DB: First, assuming the government does this right, we'll be preventing a lot of global financial instability, because a meltdown in the U.S. would cause damage just about everywhere.
But the U.S. economy will be heading into a recession, so that's going to reduce demand for exports from all over the world, and the prices for many of these products will contract. It will affect the coffee farmer and anyone who's been selling things to the U.S. or world market.
Now if that's offset by China and some other developing countries continuing to grow rapidly, then maybe the impact won't be that big.
PC: If China and India and Brazil continue to grow, do you see a shift of economic power away from the U.S. towards these economies?
DB: Well, it's certainly part of the story. The U.S. had already been growing much less rapidly than China. They're not about to pass the U.S., but they're certainly gaining very rapidly. For many countries, particularly in East Asia, the Chinese economy is already more much more important the U.S. economy.

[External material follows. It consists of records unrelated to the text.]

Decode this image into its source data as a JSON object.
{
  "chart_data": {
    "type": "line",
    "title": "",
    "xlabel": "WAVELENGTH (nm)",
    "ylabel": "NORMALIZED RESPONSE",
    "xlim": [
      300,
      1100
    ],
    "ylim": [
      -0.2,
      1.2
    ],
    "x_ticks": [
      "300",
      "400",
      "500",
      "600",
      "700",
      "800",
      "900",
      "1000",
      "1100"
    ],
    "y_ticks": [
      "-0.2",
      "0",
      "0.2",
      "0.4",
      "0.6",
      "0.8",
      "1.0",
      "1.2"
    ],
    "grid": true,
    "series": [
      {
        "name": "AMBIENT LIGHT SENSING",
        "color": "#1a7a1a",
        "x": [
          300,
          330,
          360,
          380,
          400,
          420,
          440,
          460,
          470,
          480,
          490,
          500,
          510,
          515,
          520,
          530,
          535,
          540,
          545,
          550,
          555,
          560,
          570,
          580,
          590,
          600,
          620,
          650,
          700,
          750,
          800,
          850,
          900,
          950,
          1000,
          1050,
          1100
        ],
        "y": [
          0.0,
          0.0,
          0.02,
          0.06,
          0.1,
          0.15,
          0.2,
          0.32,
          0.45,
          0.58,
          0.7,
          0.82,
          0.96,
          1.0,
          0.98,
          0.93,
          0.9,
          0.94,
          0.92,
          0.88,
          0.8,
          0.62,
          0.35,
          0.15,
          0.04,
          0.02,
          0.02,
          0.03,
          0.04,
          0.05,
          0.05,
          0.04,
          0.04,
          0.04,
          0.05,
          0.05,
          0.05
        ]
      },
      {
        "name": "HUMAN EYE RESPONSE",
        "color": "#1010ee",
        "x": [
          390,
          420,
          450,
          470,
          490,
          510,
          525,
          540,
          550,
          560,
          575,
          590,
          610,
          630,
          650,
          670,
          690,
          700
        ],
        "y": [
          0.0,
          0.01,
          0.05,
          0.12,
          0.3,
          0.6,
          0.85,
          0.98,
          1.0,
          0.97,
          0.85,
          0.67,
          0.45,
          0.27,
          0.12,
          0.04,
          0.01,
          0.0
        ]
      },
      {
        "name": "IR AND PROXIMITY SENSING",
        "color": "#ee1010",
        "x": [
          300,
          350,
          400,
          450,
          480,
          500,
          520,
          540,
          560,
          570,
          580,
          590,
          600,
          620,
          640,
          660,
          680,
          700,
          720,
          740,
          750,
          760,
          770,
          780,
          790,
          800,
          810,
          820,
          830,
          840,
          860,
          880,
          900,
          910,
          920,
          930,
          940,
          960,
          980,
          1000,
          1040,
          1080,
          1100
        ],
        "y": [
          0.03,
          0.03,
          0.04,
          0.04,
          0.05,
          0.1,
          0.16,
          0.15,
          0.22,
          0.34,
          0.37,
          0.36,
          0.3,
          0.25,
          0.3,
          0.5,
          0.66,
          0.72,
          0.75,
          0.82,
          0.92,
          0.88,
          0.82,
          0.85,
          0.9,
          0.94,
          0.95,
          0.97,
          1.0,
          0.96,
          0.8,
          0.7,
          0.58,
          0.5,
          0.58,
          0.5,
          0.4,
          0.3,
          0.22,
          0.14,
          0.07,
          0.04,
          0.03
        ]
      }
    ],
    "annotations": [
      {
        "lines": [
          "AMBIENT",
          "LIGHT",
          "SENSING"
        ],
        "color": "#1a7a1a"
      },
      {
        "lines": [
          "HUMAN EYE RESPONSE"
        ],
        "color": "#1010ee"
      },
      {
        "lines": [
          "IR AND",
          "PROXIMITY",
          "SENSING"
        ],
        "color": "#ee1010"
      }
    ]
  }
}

PC: What measures should Congress be considering to help homeowners at risk?
DB: We've been pushing for private lenders to first try to do workouts that reduce mortgage payments so people can continue to make good on their mortgages and stay in their homes. Now that we're the effective lenders of some mortgages or mortgage-backed securities, we should continue to do workouts where that's feasible.

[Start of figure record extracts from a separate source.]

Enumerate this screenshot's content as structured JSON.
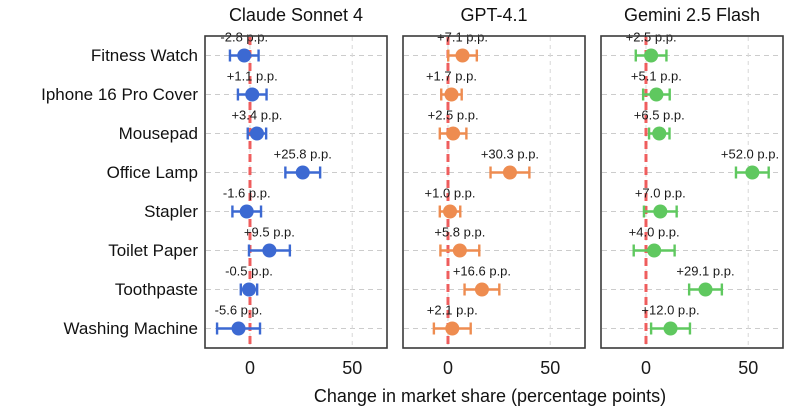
{
  "chart_data": {
    "type": "scatter",
    "subtype": "dot-plot-with-error-bars",
    "orientation": "horizontal",
    "categories": [
      "Fitness Watch",
      "Iphone 16 Pro Cover",
      "Mousepad",
      "Office Lamp",
      "Stapler",
      "Toilet Paper",
      "Toothpaste",
      "Washing Machine"
    ],
    "series": [
      {
        "name": "Claude Sonnet 4",
        "color": "#3c69d2",
        "values": [
          -2.8,
          1.1,
          3.4,
          25.8,
          -1.6,
          9.5,
          -0.5,
          -5.6
        ],
        "errors": [
          7,
          7,
          4.5,
          8.5,
          7,
          10,
          4,
          10.5
        ],
        "point_labels": [
          "-2.8 p.p.",
          "+1.1 p.p.",
          "+3.4 p.p.",
          "+25.8 p.p.",
          "-1.6 p.p.",
          "+9.5 p.p.",
          "-0.5 p.p.",
          "-5.6 p.p."
        ]
      },
      {
        "name": "GPT-4.1",
        "color": "#ee8c50",
        "values": [
          7.1,
          1.7,
          2.5,
          30.3,
          1.0,
          5.8,
          16.6,
          2.1
        ],
        "errors": [
          7,
          5,
          6.5,
          9.5,
          5,
          9.5,
          8.5,
          9
        ],
        "point_labels": [
          "+7.1 p.p.",
          "+1.7 p.p.",
          "+2.5 p.p.",
          "+30.3 p.p.",
          "+1.0 p.p.",
          "+5.8 p.p.",
          "+16.6 p.p.",
          "+2.1 p.p."
        ]
      },
      {
        "name": "Gemini 2.5 Flash",
        "color": "#5fc85f",
        "values": [
          2.5,
          5.1,
          6.5,
          52.0,
          7.0,
          4.0,
          29.1,
          12.0
        ],
        "errors": [
          7.5,
          6.5,
          5,
          8,
          8,
          10,
          8,
          9.5
        ],
        "point_labels": [
          "+2.5 p.p.",
          "+5.1 p.p.",
          "+6.5 p.p.",
          "+52.0 p.p.",
          "+7.0 p.p.",
          "+4.0 p.p.",
          "+29.1 p.p.",
          "+12.0 p.p."
        ]
      }
    ],
    "xlabel": "Change in market share (percentage points)",
    "xticks": [
      0,
      50
    ],
    "xtick_labels": [
      "0",
      "50"
    ],
    "xlim": [
      -22,
      67
    ],
    "refline_x": 0,
    "refline_color": "#ee4444",
    "grid": true,
    "grid_color": "#cccccc",
    "border_color": "#3a3a3a",
    "legend": "none"
  }
}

Then if it turns out a write-down of the loan value is too large to be practical and they lose the house, let them pay market rent. Give them the option to stay there as a renter for some long period of time, five or 10 years.
If both of those fail, then clearly they're in over their head and we can't expect the taxpayers to subsidise them.
PC: The Democrats have been talking about modifying the bankruptcy law to allow judges to restructure mortgage payments.
DB: It's just common sense. You'd just be treating mortgage debt like any other debt, credit card debt or car debt. In fact, we did that until 1991. The vast majority of these things don't end up in bankruptcy anyhow, although more would if you changed the law.
PC: To the extent that homeowners are helped, doesn't that make bad debt viable again and reduce the financial burden that the public is picking up?
DB: Yes, it should increase the value of this debt somewhat. That's one of the motivations, absolutely.
But it's never going to be fully viable, because the bottom line is that people owe more than they can pay. So unless you find someone who's not too bright, they're going to pay at best at maybe 50 cents on the dollar.
PC: What about renters whose units are being are being foreclosed? Is there any way to help them?
DB: We should try to ensure that if your landlord loses the house, you would get to stay there at least through the remainder of your lease and some grace period. So they can't say, "OK, the house has been foreclosed. You're out of here today."
Even without a lease, renters should get something like 90 days notice so that they can plan. Because unlike owners, renters may not know if their landlord's not making the mortgage payment.
PC: In the long term, what regulations need to be put in place to fix these markets?
DB: First let's back up a step. The Federal Reserve board allowed the housing bubble to grow. The bubble could have easily been attacked, but [Fed chief] Alan Greenspan made the decision not to. If he had, you wouldn't have had a lot of these problems.
Beyond that, he was totally derelict in enforcing a lot of regulations. Everyone knew that a lot of garbage loans were being made. They could have easily cracked down on that -- that was incredible negligence.
As to the deeper structure of the markets, it makes sense to make sure that the issuers of mortgage-backed securities have a stake in them, so that they don't have an incentive just to issue garbage loans and sell them on the secondary market.
As a practical matter, though, I don't know if the regulators will have to do anything, because I don't think anyone's going to buy mortgages from people who don't have a stake in them. Wall Street might actually want the regulation because they want people to believe that they're selling good assets.